And when the Reapers take the Citadel, they activate something. Not a Mass Relay, but it's firing superluminal masses of dark matter out of the galaxy. Telemetry data suggests that they're launching these pulsed masses at dark portions of the sky. Even at superluminal speeds, these masses won't encounter a galaxy for billions of years.

So the coalition comes in hard to retake the Citadel. The Reapers are outnumbered, but they might be outgunned as well. But not for long.

You see, locking down the Citadel really did strand the Reapers out in darkspace. It would take hundreds if not thousands of years for them to return, but they had a contingency plan in place. And that plan was Harbinger's fleet, stationed relatively close to the galaxy. If the sentinel, Sovereign should fail, Harbinger and his fleet would rush in and open the doors.

And that there?
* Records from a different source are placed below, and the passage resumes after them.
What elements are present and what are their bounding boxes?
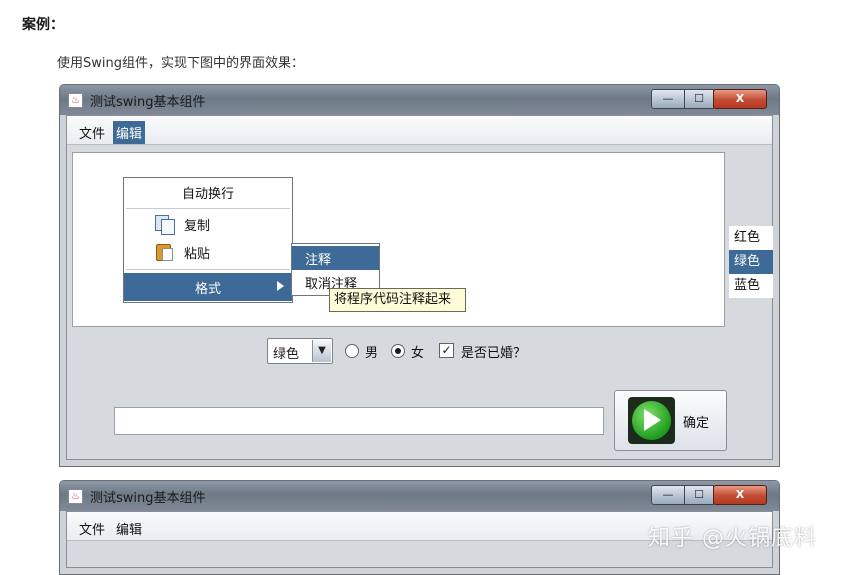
ok-button[interactable]: 确定 bbox=[614, 390, 727, 451]
close-button[interactable]: X bbox=[713, 485, 767, 505]
minimize-button[interactable]: — bbox=[651, 89, 685, 109]
submenu-arrow-icon bbox=[277, 281, 284, 291]
article-intro: 使用Swing组件，实现下图中的界面效果： bbox=[57, 56, 304, 71]
minimize-button[interactable]: — bbox=[651, 485, 685, 505]
color-list[interactable]: 红色 绿色 蓝色 bbox=[729, 226, 773, 298]
title-bar[interactable]: ♨ 测试swing基本组件 — ☐ X bbox=[60, 481, 779, 511]
radio-male-label: 男 bbox=[365, 346, 379, 361]
window-title: 测试swing基本组件 bbox=[90, 95, 206, 110]
radio-female-label: 女 bbox=[411, 346, 425, 361]
copy-icon bbox=[154, 214, 175, 235]
menu-file[interactable]: 文件 bbox=[76, 517, 108, 540]
combo-value: 绿色 bbox=[273, 347, 300, 362]
menu-item-copy[interactable]: 复制 bbox=[124, 210, 292, 238]
list-item-red[interactable]: 红色 bbox=[729, 226, 773, 250]
edit-menu-popup: 自动换行 复制 粘贴 格式 bbox=[123, 177, 293, 303]
java-app-icon: ♨ bbox=[68, 93, 83, 108]
maximize-button[interactable]: ☐ bbox=[684, 89, 714, 109]
content-pane: 文件 编辑 红色 绿色 蓝色 绿色 ▼ 男 女 ✓ 是否已婚？ 确定 自动换行 … bbox=[66, 115, 773, 460]
maximize-button[interactable]: ☐ bbox=[684, 485, 714, 505]
menu-bar: 文件 编辑 bbox=[67, 116, 772, 145]
text-field[interactable] bbox=[114, 407, 604, 435]
menu-item-paste[interactable]: 粘贴 bbox=[124, 238, 292, 266]
menu-edit[interactable]: 编辑 bbox=[113, 517, 145, 540]
menu-item-auto-wrap[interactable]: 自动换行 bbox=[124, 178, 292, 206]
radio-male[interactable] bbox=[345, 344, 359, 358]
radio-female[interactable] bbox=[391, 344, 405, 358]
play-icon bbox=[628, 397, 675, 444]
list-item-green[interactable]: 绿色 bbox=[729, 250, 773, 274]
tooltip: 将程序代码注释起来 bbox=[329, 288, 466, 312]
submenu-item-comment[interactable]: 注释 bbox=[292, 246, 379, 270]
window-title: 测试swing基本组件 bbox=[90, 491, 206, 506]
java-app-icon: ♨ bbox=[68, 489, 83, 504]
chevron-down-icon[interactable]: ▼ bbox=[312, 340, 331, 362]
married-label: 是否已婚？ bbox=[461, 346, 527, 361]
swing-window-demo: ♨ 测试swing基本组件 — ☐ X 文件 编辑 红色 绿色 蓝色 绿色 ▼ … bbox=[59, 84, 780, 467]
menu-separator bbox=[126, 269, 290, 270]
menu-separator bbox=[126, 208, 290, 209]
ok-button-label: 确定 bbox=[683, 416, 710, 431]
paste-icon bbox=[154, 242, 174, 262]
close-button[interactable]: X bbox=[713, 89, 767, 109]
color-combo-box[interactable]: 绿色 ▼ bbox=[267, 338, 333, 364]
list-item-blue[interactable]: 蓝色 bbox=[729, 274, 773, 298]
title-bar[interactable]: ♨ 测试swing基本组件 — ☐ X bbox=[60, 85, 779, 115]
article-heading: 案例： bbox=[22, 17, 64, 33]
married-checkbox[interactable]: ✓ bbox=[439, 343, 454, 358]
menu-item-format[interactable]: 格式 bbox=[124, 273, 292, 301]
menu-file[interactable]: 文件 bbox=[76, 121, 108, 144]
watermark: 知乎 @火锅底料 bbox=[648, 526, 817, 551]
menu-edit[interactable]: 编辑 bbox=[113, 121, 146, 144]
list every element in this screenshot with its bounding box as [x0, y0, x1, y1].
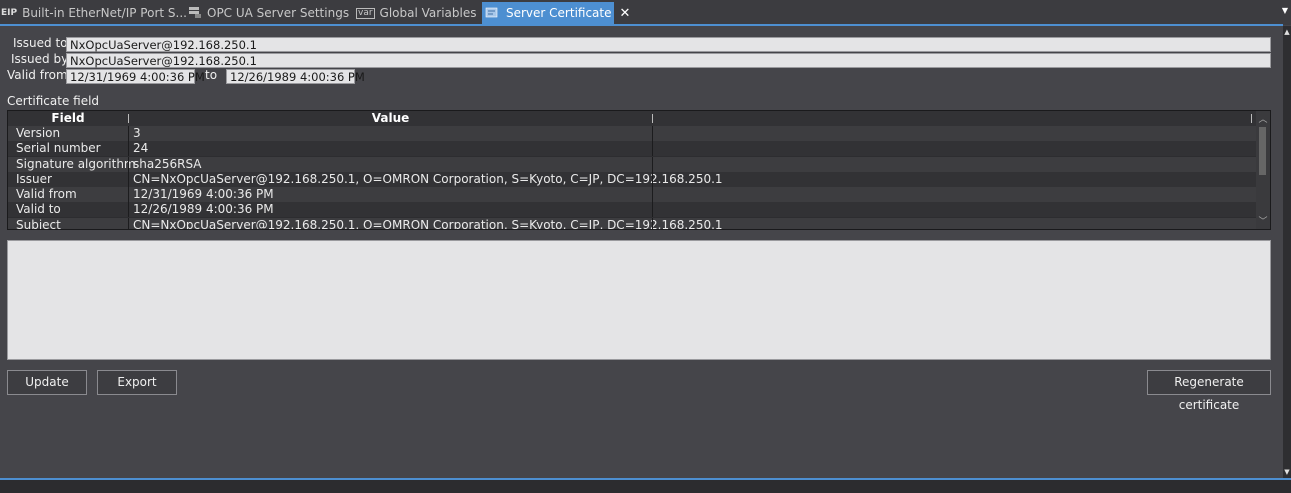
certificate-detail-box[interactable]: [7, 240, 1271, 360]
tab-label: Global Variables: [379, 6, 477, 20]
cell-value: CN=NxOpcUaServer@192.168.250.1, O=OMRON …: [133, 172, 723, 186]
certificate-field-label: Certificate field: [7, 94, 100, 108]
issued-to-label: Issued to: [13, 36, 68, 50]
cell-field: Subject: [16, 218, 61, 230]
tab-underline: [0, 24, 1283, 26]
column-header-field[interactable]: Field: [8, 111, 128, 126]
column-header-value[interactable]: Value: [129, 111, 652, 126]
table-row[interactable]: Version 3: [8, 126, 1256, 141]
grid-scrollbar[interactable]: ︿ ﹀: [1256, 111, 1270, 229]
tab-label: Server Certificate: [506, 6, 612, 20]
table-row[interactable]: Issuer CN=NxOpcUaServer@192.168.250.1, O…: [8, 172, 1256, 187]
cell-field: Version: [16, 126, 61, 140]
scrollbar-thumb[interactable]: [1259, 127, 1266, 175]
cell-field: Serial number: [16, 141, 101, 155]
issued-by-label: Issued by: [11, 52, 69, 66]
regenerate-certificate-button[interactable]: Regenerate certificate: [1147, 370, 1271, 412]
scroll-up-icon[interactable]: ▲: [1283, 28, 1291, 36]
cell-value: CN=NxOpcUaServer@192.168.250.1, O=OMRON …: [133, 218, 723, 230]
export-button[interactable]: Export: [97, 370, 177, 395]
window-scrollbar[interactable]: ▲ ▼: [1283, 26, 1291, 478]
valid-to-field[interactable]: 12/26/1989 4:00:36 PM: [226, 69, 365, 84]
table-row[interactable]: Valid to 12/26/1989 4:00:36 PM: [8, 202, 1256, 217]
tab-overflow-chevron-icon[interactable]: ▼: [1282, 6, 1288, 15]
var-icon: var: [356, 7, 375, 19]
opc-server-icon: [188, 6, 202, 21]
valid-from-field[interactable]: 12/31/1969 4:00:36 PM: [66, 69, 205, 84]
certificate-field-grid[interactable]: Field Value Version 3 Serial number 24 S…: [7, 110, 1271, 230]
issued-by-field[interactable]: NxOpcUaServer@192.168.250.1: [66, 53, 1271, 68]
valid-from-label: Valid from: [7, 68, 68, 82]
table-row[interactable]: Valid from 12/31/1969 4:00:36 PM: [8, 187, 1256, 202]
ethernet-ip-icon: EIP: [1, 8, 18, 18]
scroll-down-icon[interactable]: ▼: [1283, 468, 1291, 476]
tab-global-variables[interactable]: var Global Variables: [356, 2, 476, 24]
cell-field: Signature algorithm: [16, 157, 136, 171]
scroll-up-icon[interactable]: ︿: [1256, 112, 1270, 125]
cell-value: 3: [133, 126, 141, 140]
cell-field: Issuer: [16, 172, 52, 186]
cell-value: sha256RSA: [133, 157, 202, 171]
certificate-icon: [485, 6, 501, 21]
tab-label: OPC UA Server Settings: [207, 6, 350, 20]
tab-label: Built-in EtherNet/IP Port S...: [22, 6, 187, 20]
cell-field: Valid to: [16, 202, 61, 216]
table-row[interactable]: Serial number 24: [8, 141, 1256, 156]
cell-value: 24: [133, 141, 149, 155]
column-separator[interactable]: [652, 114, 653, 123]
close-icon[interactable]: ✕: [620, 6, 631, 21]
cell-field: Valid from: [16, 187, 77, 201]
tab-bar: EIP Built-in EtherNet/IP Port S... OPC U…: [0, 0, 1291, 25]
column-separator[interactable]: [1251, 114, 1252, 123]
to-label: to: [205, 68, 218, 82]
table-row[interactable]: Signature algorithm sha256RSA: [8, 157, 1256, 172]
tab-opc-ua-server-settings[interactable]: OPC UA Server Settings: [188, 2, 349, 24]
issued-to-field[interactable]: NxOpcUaServer@192.168.250.1: [66, 37, 1271, 52]
cell-value: 12/26/1989 4:00:36 PM: [133, 202, 274, 216]
scroll-down-icon[interactable]: ﹀: [1256, 214, 1270, 227]
table-row[interactable]: Subject CN=NxOpcUaServer@192.168.250.1, …: [8, 218, 1256, 230]
cell-value: 12/31/1969 4:00:36 PM: [133, 187, 274, 201]
update-button[interactable]: Update: [7, 370, 87, 395]
grid-header: Field Value: [8, 111, 1256, 127]
tab-server-certificate[interactable]: Server Certificate ✕: [482, 2, 630, 24]
tab-ethernet-ip-port[interactable]: EIP Built-in EtherNet/IP Port S...: [1, 2, 187, 24]
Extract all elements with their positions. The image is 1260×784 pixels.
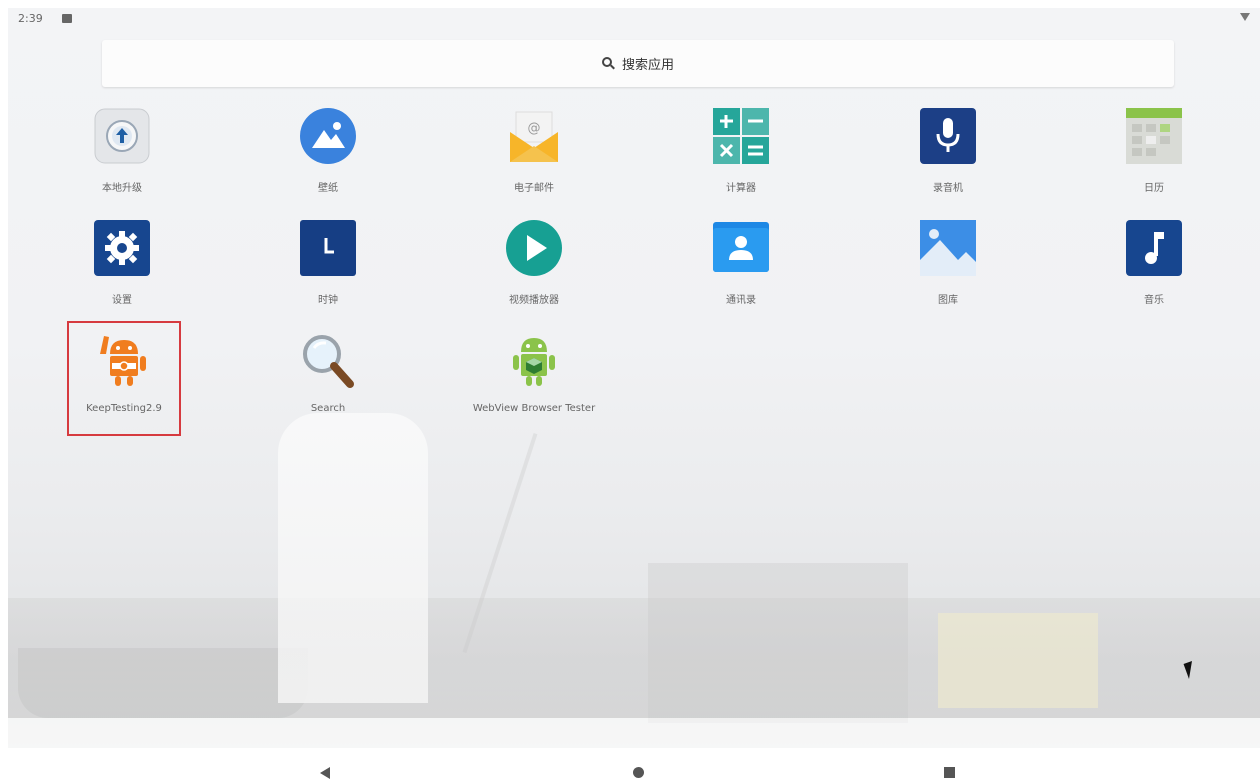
wallpaper-water [8, 718, 1260, 748]
wallpaper-skyline [8, 598, 1260, 718]
app-label: 计算器 [726, 183, 756, 194]
app-label: 时钟 [318, 295, 338, 306]
selected-app-highlight [67, 321, 181, 436]
app-settings[interactable]: 设置 [52, 220, 192, 320]
app-label: 设置 [112, 295, 132, 306]
app-calculator[interactable]: 计算器 [671, 108, 811, 208]
app-clock[interactable]: 时钟 [258, 220, 398, 320]
app-video-player[interactable]: 视频播放器 [464, 220, 604, 320]
app-recorder[interactable]: 录音机 [878, 108, 1018, 208]
notification-icon [62, 14, 72, 23]
music-icon [1126, 220, 1182, 276]
app-label: 录音机 [933, 183, 963, 194]
wallpaper-icon [300, 108, 356, 164]
wallpaper-palace [938, 613, 1098, 708]
calendar-icon [1126, 108, 1182, 164]
clock-icon [300, 220, 356, 276]
app-gallery[interactable]: 图库 [878, 220, 1018, 320]
app-label: 视频播放器 [509, 295, 559, 306]
app-search[interactable]: Search [258, 332, 398, 432]
search-label: 搜索应用 [621, 58, 674, 73]
contacts-icon [713, 222, 769, 272]
search-icon [601, 56, 616, 71]
video-player-icon [506, 220, 562, 276]
app-calendar[interactable]: 日历 [1084, 108, 1224, 208]
app-label: 电子邮件 [514, 183, 554, 194]
wifi-icon [1240, 13, 1250, 21]
app-label: 图库 [938, 295, 958, 306]
app-music[interactable]: 音乐 [1084, 220, 1224, 320]
wallpaper-bridge [18, 648, 308, 718]
app-label: 日历 [1144, 183, 1164, 194]
settings-icon [94, 220, 150, 276]
app-contacts[interactable]: 通讯录 [671, 220, 811, 320]
navigation-bar [0, 748, 1260, 784]
calculator-icon [713, 108, 769, 164]
back-icon[interactable] [320, 767, 330, 779]
app-email[interactable]: @ 电子邮件 [464, 108, 604, 208]
app-label: 音乐 [1144, 295, 1164, 306]
app-label: Search [310, 403, 346, 414]
gallery-icon [920, 220, 976, 276]
app-label: 本地升级 [102, 183, 142, 194]
recents-icon[interactable] [944, 767, 955, 778]
status-time: 2:39 [18, 12, 43, 25]
home-icon[interactable] [633, 767, 644, 778]
recorder-icon [920, 108, 976, 164]
home-screen [8, 8, 1260, 748]
app-webview-tester[interactable]: WebView Browser Tester [464, 332, 604, 432]
svg-text:@: @ [528, 121, 541, 136]
app-label: WebView Browser Tester [472, 403, 596, 414]
upgrade-icon [94, 108, 150, 164]
webview-android-icon [513, 338, 555, 386]
app-wallpaper[interactable]: 壁纸 [258, 108, 398, 208]
app-label: 通讯录 [726, 295, 756, 306]
app-label: 壁纸 [318, 183, 338, 194]
wallpaper-tower [278, 413, 428, 703]
magnifier-icon [303, 335, 354, 388]
wallpaper-crane [462, 433, 538, 653]
app-local-upgrade[interactable]: 本地升级 [52, 108, 192, 208]
wallpaper-building [648, 563, 908, 723]
email-icon: @ [510, 111, 558, 162]
app-search-bar[interactable]: 搜索应用 [102, 40, 1174, 87]
status-bar: 2:39 [18, 10, 1254, 28]
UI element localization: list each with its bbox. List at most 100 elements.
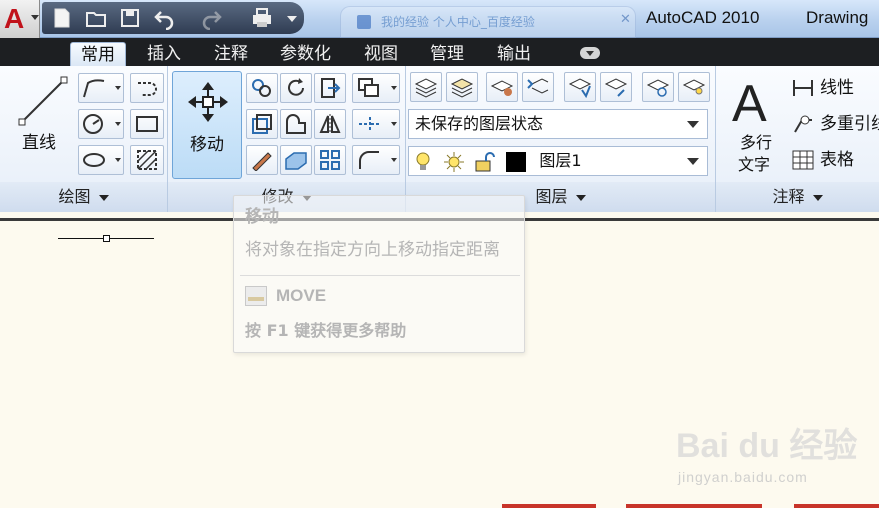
table-icon bbox=[792, 150, 814, 170]
save-icon[interactable] bbox=[118, 6, 142, 30]
ellipse-icon bbox=[83, 153, 105, 167]
offset-icon bbox=[359, 151, 379, 169]
arc-button[interactable] bbox=[130, 73, 164, 103]
polyline-button[interactable] bbox=[78, 73, 124, 103]
layer-previous-button[interactable] bbox=[522, 72, 554, 102]
chevron-down-icon[interactable] bbox=[389, 146, 399, 174]
baidu-watermark: Bai du 经验 jingyan.baidu.com bbox=[676, 426, 876, 496]
ribbon: 直线 绘图 移动 未保存的图层状态 图层1 图层 A 多行 文字 线性 多重引 … bbox=[0, 66, 879, 212]
scale-button[interactable] bbox=[280, 145, 312, 175]
linear-dimension-button[interactable]: 线性 bbox=[792, 76, 854, 100]
copy-button[interactable] bbox=[246, 73, 278, 103]
layer-order-button[interactable] bbox=[352, 73, 400, 103]
layer-off-button[interactable] bbox=[678, 72, 710, 102]
layer-freeze-button[interactable] bbox=[642, 72, 674, 102]
close-icon: ✕ bbox=[620, 12, 631, 27]
layer-unisolate-button[interactable] bbox=[600, 72, 632, 102]
tab-insert[interactable]: 插入 bbox=[147, 42, 181, 66]
drawing-title: Drawing bbox=[806, 8, 869, 27]
rotate-button[interactable] bbox=[280, 73, 312, 103]
qat-customize-icon[interactable] bbox=[280, 6, 297, 30]
annotation-panel-footer[interactable]: 注释 bbox=[716, 182, 879, 212]
annotation-panel: A 多行 文字 线性 多重引线 表格 注释 bbox=[716, 66, 879, 212]
quick-access-toolbar bbox=[42, 2, 304, 34]
array-button[interactable] bbox=[314, 145, 346, 175]
taskbar-strip bbox=[794, 504, 879, 508]
lock-icon[interactable] bbox=[473, 151, 497, 173]
redo-icon[interactable] bbox=[200, 6, 224, 31]
mtext-label-line2: 文字 bbox=[737, 155, 770, 174]
layer-state-button[interactable] bbox=[446, 72, 478, 102]
tab-manage[interactable]: 管理 bbox=[430, 42, 464, 66]
circle-button[interactable] bbox=[78, 109, 124, 139]
chevron-down-icon[interactable] bbox=[113, 146, 123, 174]
layer-dropdown[interactable]: 图层1 bbox=[408, 146, 708, 176]
layer-color-swatch bbox=[506, 151, 527, 172]
chevron-down-icon[interactable] bbox=[389, 74, 399, 102]
layer-isolate-icon bbox=[568, 78, 592, 98]
polyline-icon bbox=[83, 79, 105, 98]
application-menu-button[interactable]: A bbox=[0, 0, 40, 38]
open-icon[interactable] bbox=[84, 6, 108, 30]
mirror-button[interactable] bbox=[314, 109, 346, 139]
tab-parametric[interactable]: 参数化 bbox=[280, 42, 331, 66]
fillet-button[interactable] bbox=[280, 109, 312, 139]
sun-icon[interactable] bbox=[442, 151, 466, 173]
move-label: 移动 bbox=[190, 135, 224, 155]
chevron-down-icon[interactable] bbox=[113, 74, 123, 102]
move-button[interactable]: 移动 bbox=[172, 71, 242, 179]
bulb-off-icon bbox=[682, 79, 706, 95]
scale-icon bbox=[285, 152, 307, 170]
trim-button[interactable] bbox=[314, 73, 346, 103]
linear-dimension-icon bbox=[792, 78, 814, 98]
break-icon bbox=[359, 117, 381, 131]
chevron-down-icon bbox=[687, 121, 699, 128]
hatch-button[interactable] bbox=[130, 145, 164, 175]
layer-isolate-button[interactable] bbox=[564, 72, 596, 102]
plot-icon[interactable] bbox=[250, 6, 274, 30]
linear-label: 线性 bbox=[820, 78, 854, 98]
undo-icon[interactable] bbox=[152, 6, 176, 31]
multileader-label: 多重引线 bbox=[820, 114, 879, 134]
layer-properties-icon bbox=[414, 78, 438, 98]
stretch-button[interactable] bbox=[246, 109, 278, 139]
layers-panel-title: 图层 bbox=[535, 187, 568, 206]
chevron-down-icon[interactable] bbox=[389, 110, 399, 138]
tab-home[interactable]: 常用 bbox=[70, 42, 126, 66]
ribbon-minimize-button[interactable] bbox=[580, 47, 600, 59]
background-tab-title: 我的经验 个人中心_百度经验 bbox=[381, 15, 535, 29]
new-icon[interactable] bbox=[50, 6, 74, 30]
command-icon bbox=[245, 286, 267, 306]
tooltip-divider bbox=[240, 275, 520, 276]
rectangle-button[interactable] bbox=[130, 109, 164, 139]
watermark-brand: Bai du 经验 bbox=[676, 427, 858, 465]
ellipse-button[interactable] bbox=[78, 145, 124, 175]
ribbon-tab-bar: 常用 插入 注释 参数化 视图 管理 输出 bbox=[0, 38, 879, 66]
line-button[interactable]: 直线 bbox=[6, 70, 72, 174]
multileader-button[interactable]: 多重引线 bbox=[792, 112, 879, 136]
draw-panel-footer[interactable]: 绘图 bbox=[0, 182, 167, 212]
bulb-icon[interactable] bbox=[413, 151, 433, 173]
table-button[interactable]: 表格 bbox=[792, 148, 854, 172]
chevron-down-icon bbox=[575, 194, 586, 201]
line-label: 直线 bbox=[22, 133, 56, 153]
line-grip[interactable] bbox=[103, 235, 110, 242]
table-label: 表格 bbox=[820, 150, 854, 170]
autocad-logo-icon: A bbox=[4, 3, 25, 34]
layer-properties-button[interactable] bbox=[410, 72, 442, 102]
tab-output[interactable]: 输出 bbox=[497, 42, 531, 66]
tab-annotate[interactable]: 注释 bbox=[214, 42, 248, 66]
page-icon bbox=[357, 15, 371, 29]
tooltip-help: 按 F1 键获得更多帮助 bbox=[245, 321, 407, 340]
annotation-panel-title: 注释 bbox=[772, 187, 805, 206]
offset-button[interactable] bbox=[352, 145, 400, 175]
layer-unisolate-icon bbox=[604, 78, 628, 97]
layer-state-dropdown[interactable]: 未保存的图层状态 bbox=[408, 109, 708, 139]
mtext-button[interactable]: A 多行 文字 bbox=[722, 68, 790, 178]
erase-button[interactable] bbox=[246, 145, 278, 175]
chevron-down-icon[interactable] bbox=[113, 110, 123, 138]
circle-icon bbox=[83, 114, 103, 134]
tab-view[interactable]: 视图 bbox=[364, 42, 398, 66]
match-layer-button[interactable] bbox=[486, 72, 518, 102]
break-button[interactable] bbox=[352, 109, 400, 139]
That's the doors opening right now.

So the last level is a race through the Citadel to deliver the Crucible (A handheld device that will hack into the Citadel's control terminal and grant access) while Reapers pour through the Citadel's Mass Relay. And you aren't alone. Asari commandos and Salarian STG operatives are racing to other parts of the Citadel with their own Crucibles as mixed units of Turian infantry and Krogan Kakliosaur cavalry eliminate the Reaper ground forces and Geth artillery embeds itself on every flat surface available and pummels the Reaper small craft. It's ME2's suicide mission all over again, only instead of individual squad members, it's all the people you've united under a common banner.

I think there's got to be a boss battle, and Harbinger is the best candidate. He was underutilized in ME3 anyway. The fight should be to protect the Crucible as waves upon waves of Reaper troops descend upon your position. Harbinger is ASSUMING DIRECT CONTROL of whatever he can, and argues with you in between waves.

You are, of course, going to survive with the Crucible intact. That doesn't mean that the Reaper invasion will be successfully averted. In order to control the Mass Relay network, dozens of Crucibles have to be in place and functioning, and if your forces are weak (Killing the Rachni, Quarians, or Geth incurs a massive penalty) then they might be wiped out. Even if they are successful, they may be delayed long enough for the Reapers to tear the Citadel apart, or destroy the Widow Mass Relay, or anything else that might cripple galactic civilization. The targeting of the Mass Relay turned Mass Driver might be shody enough that the Citadel itself is all but obliterated in the crossfire.

There isn't necessarily a happy ending. But victory and unity can be achieved, and the result respects your choices.